Another tender friendship bloomed unexpectedly during the presidential transition between Laura Bush and Michelle Obama, which might have been pleasantly shocking if any other woman besides Michelle was involved, considering that Barack Obama ran counter to Bush’s legacy. Laura Bush invited Michelle to the White House on two separate occasions– once to give a tour for just the two of them and then again with Michelle’s daughters and mother. On the morning of her husband’s inauguration, Michelle gifted a leather-bound notebook inscribed with a Louis L’Amour quote: “There will come a time when you believe everything is finished. Yet that will be the beginning.” She included a pen engraved with the inauguration date so that Bush could begin writing down her life story; the resulting memoir, Spoken from the Heart, became standard reading for Michelle Obama’s East Wing staff.

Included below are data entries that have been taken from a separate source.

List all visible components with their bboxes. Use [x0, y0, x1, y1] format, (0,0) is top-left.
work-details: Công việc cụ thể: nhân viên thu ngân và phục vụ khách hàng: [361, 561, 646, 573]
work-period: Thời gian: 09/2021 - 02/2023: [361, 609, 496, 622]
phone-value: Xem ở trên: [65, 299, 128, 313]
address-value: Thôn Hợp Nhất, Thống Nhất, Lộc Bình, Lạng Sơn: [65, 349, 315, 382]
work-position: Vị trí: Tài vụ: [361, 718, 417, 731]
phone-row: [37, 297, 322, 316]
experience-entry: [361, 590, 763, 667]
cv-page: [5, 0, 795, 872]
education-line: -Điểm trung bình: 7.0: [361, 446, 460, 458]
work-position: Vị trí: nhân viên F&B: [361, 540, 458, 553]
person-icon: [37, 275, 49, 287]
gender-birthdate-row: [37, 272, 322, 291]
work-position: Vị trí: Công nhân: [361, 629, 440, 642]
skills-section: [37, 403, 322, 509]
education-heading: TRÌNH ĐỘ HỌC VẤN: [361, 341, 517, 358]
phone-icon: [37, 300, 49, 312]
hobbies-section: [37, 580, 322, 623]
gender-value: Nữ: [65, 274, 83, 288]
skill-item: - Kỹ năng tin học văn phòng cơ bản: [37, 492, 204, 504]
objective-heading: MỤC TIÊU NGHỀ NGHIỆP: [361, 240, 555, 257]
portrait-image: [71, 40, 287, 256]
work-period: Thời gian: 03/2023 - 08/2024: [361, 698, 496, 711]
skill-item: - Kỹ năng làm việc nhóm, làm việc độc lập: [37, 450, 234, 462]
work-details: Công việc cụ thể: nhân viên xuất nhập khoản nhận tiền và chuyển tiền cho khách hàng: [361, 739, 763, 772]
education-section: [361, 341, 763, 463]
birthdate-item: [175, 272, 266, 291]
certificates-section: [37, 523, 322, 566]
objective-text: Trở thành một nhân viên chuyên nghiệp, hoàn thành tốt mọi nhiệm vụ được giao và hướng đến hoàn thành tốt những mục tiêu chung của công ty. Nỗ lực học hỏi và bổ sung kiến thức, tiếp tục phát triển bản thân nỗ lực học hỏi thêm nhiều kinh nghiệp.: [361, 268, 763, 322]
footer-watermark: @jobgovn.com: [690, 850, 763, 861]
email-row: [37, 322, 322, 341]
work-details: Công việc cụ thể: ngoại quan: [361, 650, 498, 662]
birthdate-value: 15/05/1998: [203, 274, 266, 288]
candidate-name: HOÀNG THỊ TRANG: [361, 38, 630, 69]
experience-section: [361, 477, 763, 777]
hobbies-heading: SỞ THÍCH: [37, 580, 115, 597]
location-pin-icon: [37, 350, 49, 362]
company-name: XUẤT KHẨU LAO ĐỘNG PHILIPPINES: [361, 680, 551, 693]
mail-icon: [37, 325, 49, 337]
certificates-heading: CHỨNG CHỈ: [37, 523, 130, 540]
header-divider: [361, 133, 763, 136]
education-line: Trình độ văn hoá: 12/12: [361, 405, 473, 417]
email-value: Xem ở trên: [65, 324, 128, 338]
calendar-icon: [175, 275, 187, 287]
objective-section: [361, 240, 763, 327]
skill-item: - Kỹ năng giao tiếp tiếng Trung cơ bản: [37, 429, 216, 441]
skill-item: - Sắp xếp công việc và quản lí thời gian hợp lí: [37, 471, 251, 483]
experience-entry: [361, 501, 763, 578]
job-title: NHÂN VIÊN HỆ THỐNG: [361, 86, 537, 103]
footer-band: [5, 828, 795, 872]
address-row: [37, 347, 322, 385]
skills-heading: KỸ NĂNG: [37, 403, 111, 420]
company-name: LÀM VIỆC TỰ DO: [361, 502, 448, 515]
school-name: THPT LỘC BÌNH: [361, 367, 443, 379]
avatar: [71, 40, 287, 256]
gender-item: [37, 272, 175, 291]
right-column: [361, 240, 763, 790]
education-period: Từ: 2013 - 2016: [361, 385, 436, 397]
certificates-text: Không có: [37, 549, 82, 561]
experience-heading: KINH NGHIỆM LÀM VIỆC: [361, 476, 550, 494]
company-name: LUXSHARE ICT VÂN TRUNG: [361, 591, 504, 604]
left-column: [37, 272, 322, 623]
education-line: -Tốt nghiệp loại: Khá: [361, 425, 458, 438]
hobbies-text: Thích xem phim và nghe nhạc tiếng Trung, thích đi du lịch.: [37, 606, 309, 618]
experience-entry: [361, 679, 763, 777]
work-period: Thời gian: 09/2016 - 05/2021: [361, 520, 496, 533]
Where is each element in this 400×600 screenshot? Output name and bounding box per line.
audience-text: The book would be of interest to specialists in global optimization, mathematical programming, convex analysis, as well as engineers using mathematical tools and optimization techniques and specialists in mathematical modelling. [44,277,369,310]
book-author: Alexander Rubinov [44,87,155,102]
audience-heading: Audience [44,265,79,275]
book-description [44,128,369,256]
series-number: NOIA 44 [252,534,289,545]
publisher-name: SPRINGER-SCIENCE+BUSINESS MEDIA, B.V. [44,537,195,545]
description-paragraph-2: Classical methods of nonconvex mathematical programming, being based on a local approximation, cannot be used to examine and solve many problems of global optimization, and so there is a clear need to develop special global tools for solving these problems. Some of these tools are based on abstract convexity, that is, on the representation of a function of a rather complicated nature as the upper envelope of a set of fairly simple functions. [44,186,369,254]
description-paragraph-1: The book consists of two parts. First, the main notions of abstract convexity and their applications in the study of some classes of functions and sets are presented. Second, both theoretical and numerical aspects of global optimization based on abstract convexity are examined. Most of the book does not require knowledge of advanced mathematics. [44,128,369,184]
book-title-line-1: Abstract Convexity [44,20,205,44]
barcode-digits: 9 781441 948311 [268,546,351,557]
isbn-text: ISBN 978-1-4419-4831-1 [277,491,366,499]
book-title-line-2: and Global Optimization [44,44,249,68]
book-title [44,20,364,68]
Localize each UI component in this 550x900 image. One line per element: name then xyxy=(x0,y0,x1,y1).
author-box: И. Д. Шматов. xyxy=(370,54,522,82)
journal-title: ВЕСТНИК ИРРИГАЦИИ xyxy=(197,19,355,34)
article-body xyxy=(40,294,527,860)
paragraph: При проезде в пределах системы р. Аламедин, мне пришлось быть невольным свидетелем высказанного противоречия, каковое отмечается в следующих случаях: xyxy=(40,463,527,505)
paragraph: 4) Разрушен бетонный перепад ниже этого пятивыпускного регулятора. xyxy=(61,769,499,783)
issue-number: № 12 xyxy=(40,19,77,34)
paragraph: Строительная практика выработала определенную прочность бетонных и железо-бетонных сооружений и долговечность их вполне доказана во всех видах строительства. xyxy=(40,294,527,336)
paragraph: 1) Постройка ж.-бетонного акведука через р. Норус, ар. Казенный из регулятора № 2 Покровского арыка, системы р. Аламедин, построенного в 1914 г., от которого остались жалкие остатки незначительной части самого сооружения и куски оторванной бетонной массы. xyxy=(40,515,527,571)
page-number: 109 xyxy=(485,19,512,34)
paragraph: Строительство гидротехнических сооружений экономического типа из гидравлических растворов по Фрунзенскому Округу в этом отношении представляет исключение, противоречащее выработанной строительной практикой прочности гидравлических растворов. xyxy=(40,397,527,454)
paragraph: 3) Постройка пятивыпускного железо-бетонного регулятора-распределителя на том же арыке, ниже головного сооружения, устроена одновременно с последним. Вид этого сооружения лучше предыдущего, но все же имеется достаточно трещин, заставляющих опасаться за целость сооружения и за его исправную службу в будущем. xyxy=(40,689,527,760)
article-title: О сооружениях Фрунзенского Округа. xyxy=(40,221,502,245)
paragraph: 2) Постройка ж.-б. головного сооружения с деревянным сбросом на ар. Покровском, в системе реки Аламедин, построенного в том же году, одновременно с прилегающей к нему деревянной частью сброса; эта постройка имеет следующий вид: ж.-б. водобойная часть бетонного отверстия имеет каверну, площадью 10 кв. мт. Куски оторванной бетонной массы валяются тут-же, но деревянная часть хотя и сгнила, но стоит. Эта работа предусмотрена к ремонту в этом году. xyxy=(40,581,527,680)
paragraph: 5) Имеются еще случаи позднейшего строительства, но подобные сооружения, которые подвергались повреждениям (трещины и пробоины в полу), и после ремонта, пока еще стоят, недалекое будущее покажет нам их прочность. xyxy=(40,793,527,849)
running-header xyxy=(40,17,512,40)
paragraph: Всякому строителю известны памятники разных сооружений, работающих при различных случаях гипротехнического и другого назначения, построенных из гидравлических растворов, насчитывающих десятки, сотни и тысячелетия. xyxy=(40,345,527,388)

In a show of reaching across the aisle and respecting tradition, Barbara Bush sent Melania Trump a warm welcome letter into “the First Ladies very exclusive club,” which stood in contrast to her personal politics and highlighted her sense of grace because Barbara did not vote for Melania’s husband, whom she thought was “greedy, selfish and ugly.” She offered Melania the same advice she gave Hillary Clinton in 1992: “Living in the White House is a joy, and their only job is to make you happy.”
Laura Bush had originally intended to be the author of another congratulatory letter, this one addressed to Bill Clinton, husband of Democratic nominee and former first lady Hillary Clinton. In this address, she had planned to joke, “We can’t wait to initiate you.”
Of course, first ladies have not always been genial or decorous. They are only human. In the 1960s, Jackie Kennedy attacked Pat Nixon’s spending habits; Betty Ford upstaged Nancy Reagan during the 1976 Republican Convention; and Hillary Clinton fueled rumors of an alleged affair involving George H.W. Bush in 1992, to which Barbara Bush responded in kind with a counterattack of her own. What their interactions and legacies show is that alongside their husbands, these women were not as gentle or demure as one might believe (although they certainly were in the right circumstances). First ladies can be mudslingers, political masterminds, gossips, diplomats, friends or enemies, as well as women of their own accord.